Un motor podía hacer funcionar varias máquinas mediante ejes y poleas.

A continuación, dibujó los ejes de transmisión elevados.

Las fábricas no necesitaban docenas de motores.

Un solo motor podía abastecer a todo un taller.

Después, los taladros de columna.

Base pesada.

Columna alta.

Rotación lenta.

Mordazas resistentes.

Subrayó «mordazas» dos veces.

Los hombres perdían las manos porque alguien pensaba que sujetar el metal a mano era más rápido.

Una vez que terminó con las herramientas básicas, hizo una pausa.

Esta era la verdadera base.

Con los tornos, Francia podría fabricar ejes redondos.

Con las fresadoras, Francia podría fabricar superficies planas y precisas.

Con los taladros, Francia podría alinear agujeros.

Solo con esas tres, se podrían construir mejores máquinas.

Mejores motores.

Mejores bombas.

Mejores prensas.

Dibujó flechas entre las páginas.

Ahora, a por la producción masiva de las materias primas.

Acero.

Sin acero, todo lo que había dibujado hasta ahora seguiría siendo frágil.

El hierro se doblaba.

El hierro se agrietaba.

El hierro se desgastaba rápidamente.

El acero resistía.

El acero mantenía su forma.

El acero hacía que las máquinas fueran fiables.

¿Cómo producir acero en grandes cantidades?

Ahí es donde entraba el Proceso Bessemer.

Ya le había explicado a Delaunay cómo funcionaba.

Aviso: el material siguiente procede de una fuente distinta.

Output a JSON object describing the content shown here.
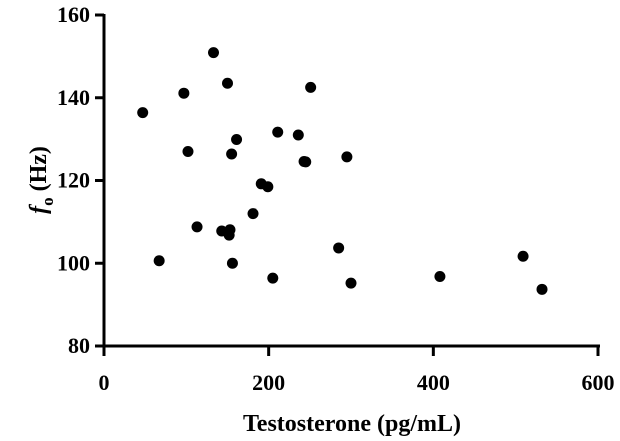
{
  "chart_data": {
    "type": "scatter",
    "title": "",
    "xlabel": "Testosterone (pg/mL)",
    "ylabel": {
      "main": "f",
      "sub": "o",
      "unit": " (Hz)"
    },
    "xlim": [
      0,
      600
    ],
    "ylim": [
      80,
      160
    ],
    "xticks": [
      0,
      200,
      400,
      600
    ],
    "yticks": [
      80,
      100,
      120,
      140,
      160
    ],
    "grid": false,
    "legend": "none",
    "marker_color": "#000000",
    "points": [
      {
        "x": 47,
        "y": 136.4
      },
      {
        "x": 67,
        "y": 100.6
      },
      {
        "x": 97,
        "y": 141.1
      },
      {
        "x": 102,
        "y": 127.0
      },
      {
        "x": 113,
        "y": 108.8
      },
      {
        "x": 133,
        "y": 150.9
      },
      {
        "x": 143,
        "y": 107.8
      },
      {
        "x": 150,
        "y": 143.5
      },
      {
        "x": 152,
        "y": 106.8
      },
      {
        "x": 153,
        "y": 108.1
      },
      {
        "x": 155,
        "y": 126.4
      },
      {
        "x": 156,
        "y": 100.0
      },
      {
        "x": 161,
        "y": 129.9
      },
      {
        "x": 181,
        "y": 112.0
      },
      {
        "x": 191,
        "y": 119.2
      },
      {
        "x": 199,
        "y": 118.5
      },
      {
        "x": 205,
        "y": 96.4
      },
      {
        "x": 211,
        "y": 131.7
      },
      {
        "x": 236,
        "y": 131.0
      },
      {
        "x": 243,
        "y": 124.6
      },
      {
        "x": 245,
        "y": 124.5
      },
      {
        "x": 251,
        "y": 142.5
      },
      {
        "x": 285,
        "y": 103.7
      },
      {
        "x": 295,
        "y": 125.7
      },
      {
        "x": 300,
        "y": 95.2
      },
      {
        "x": 408,
        "y": 96.8
      },
      {
        "x": 509,
        "y": 101.7
      },
      {
        "x": 532,
        "y": 93.7
      }
    ]
  }
}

Lo que necesitaba ahora era cómo construirlo.

Dibujó los esquemas y etiquetó las piezas junto con las instrucciones para su materialización.

Le llevó otras dos horas completar el diseño del Convertidor Bessemer, pero en cuanto terminó, lo deslizó a un lado.

Ya está, con eso debería bastar.

Si había olvidado algo, simplemente lo añadiría si los ingenieros mencionaban alguna cosa.

Cuando estaba a punto de dar por terminado el día, se dio cuenta de algo.

Los recuerdos de su vida anterior seguían siendo nítidos, sobre todo los relativos al conocimiento.

Mientras siguieran claros, debía anotar cada conocimiento que le quedaba de su vida anterior y registrarlo.

Después de todo, lo produciría en algún momento.

Electricidad, telégrafo, teléfonos, televisores, cámaras.

—Parece que me quedaré aquí por un buen rato, entonces —dijo Napoleón II mientras se hacía crujir los nudillos.